Bei Kreditderivaten muß das Adressenausfallrisiko unter zwei wichtigen Gesichtspunkten gesehen werden. Zum einen besteht das Risiko, dass der Schuldner der Basisforderung ausfällt, dessen Zahlungsunfähigkeit als Schadensereignis vereinbart wurde. Auf der anderen Seite ist es auch möglich, dass der Garant ausfällt, also der Sicherungsgeber, und der Sicherungs-nehmer somit seine Absicherung und eventuell auch seine schon bezahlte Risikoprämie verliert. Der Sicherungsnehmer müßte sich dann einen neuen Kontraktpartner suchen und einen neuen Vertrag zu neuen Konditionen abschließen.[18]

1.3.3 Das Rechtsrisiko

Aus fehlenden oder unpräzisen Vertragsvereinbarungen resultiert das Rechtsrisiko. Die Verträge müssen von Fall zu Fall gesondert formuliert werden, da es bis auf Standard-bestätigungen noch keine Standardverträge für Kreditderivate gibt. Daraus ergibt sich die Problematik, dass wichtige Vereinbarungen oft missverständlich formuliert werden. Dies kann zu kostspieligen Rechtsstreitigkeiten der Kontrahenten führen, da das Kreditrisiko und Marktrisiko nicht rechtswirksam übertragen wurde. Daher sollten alle Verträge, die das Kreditinstitut als Sicherungsnehmer bzw. –geber abschließt, von der Rechtsabteilung geprüft und als unbedenklich eingestuft werden.
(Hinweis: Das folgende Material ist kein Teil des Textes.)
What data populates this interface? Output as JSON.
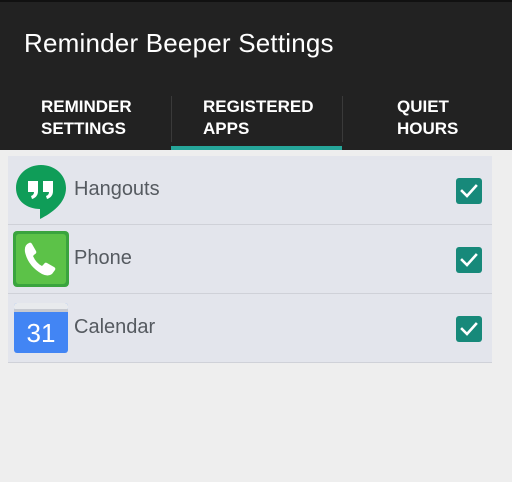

Bei der Vertragsprüfung sollten folgende wichtige Fragen beachtet werden:

- Ist im Vertrag geregelt, in welchen Fällen der Zahlungsverzug des Schuldners den Zahlungsausgleich auslöst?
- Ist bereits der Antrag auf Eröffnung des Insolvenz- oder Vergleichsverfahrens das Schadensereignis oder erst die Feststellung der Insolvenz- oder Vergleichsquote?
- Wurde im Vertrag die maßgebliche Rating-Agentur bestimmt?
- Was passiert, wenn nach einer Herabstufung eine Heraufstufung stattfindet?
- Ist das Referenzaktivum exakt beschrieben?
- Ist festgelegt, welcher spread zwischen Basis- und Referenzforderung zum Schadens-ereignis führt, und wie der spread zu berechnen ist?
- Endet die Leistungspflicht des Sicherungsgebers mit Eintritt des Schadensereignisses oder erst mit Ende der Vertragslaufzeit?
- Wer muß den Schadensfall feststellen?
- Welche Informationspflichten gelten bei Eintritt des Schadensfalles?
- Ist vertraglich geregelt, wie die Form des Zahlungsausgleiches erfolgen soll?
- Welcher Zeitpunkt ist maßgeblich für die Bestimmung des Restwertes?
- Wie ist der Restwert definiert und welcher Zeitpunkt ist entscheidend für die Bestimmung des Restwertes?
- Ist vertraglich geregelt, zu welchem Zeitpunkt der Schadensausgleich erfolgen soll?[19]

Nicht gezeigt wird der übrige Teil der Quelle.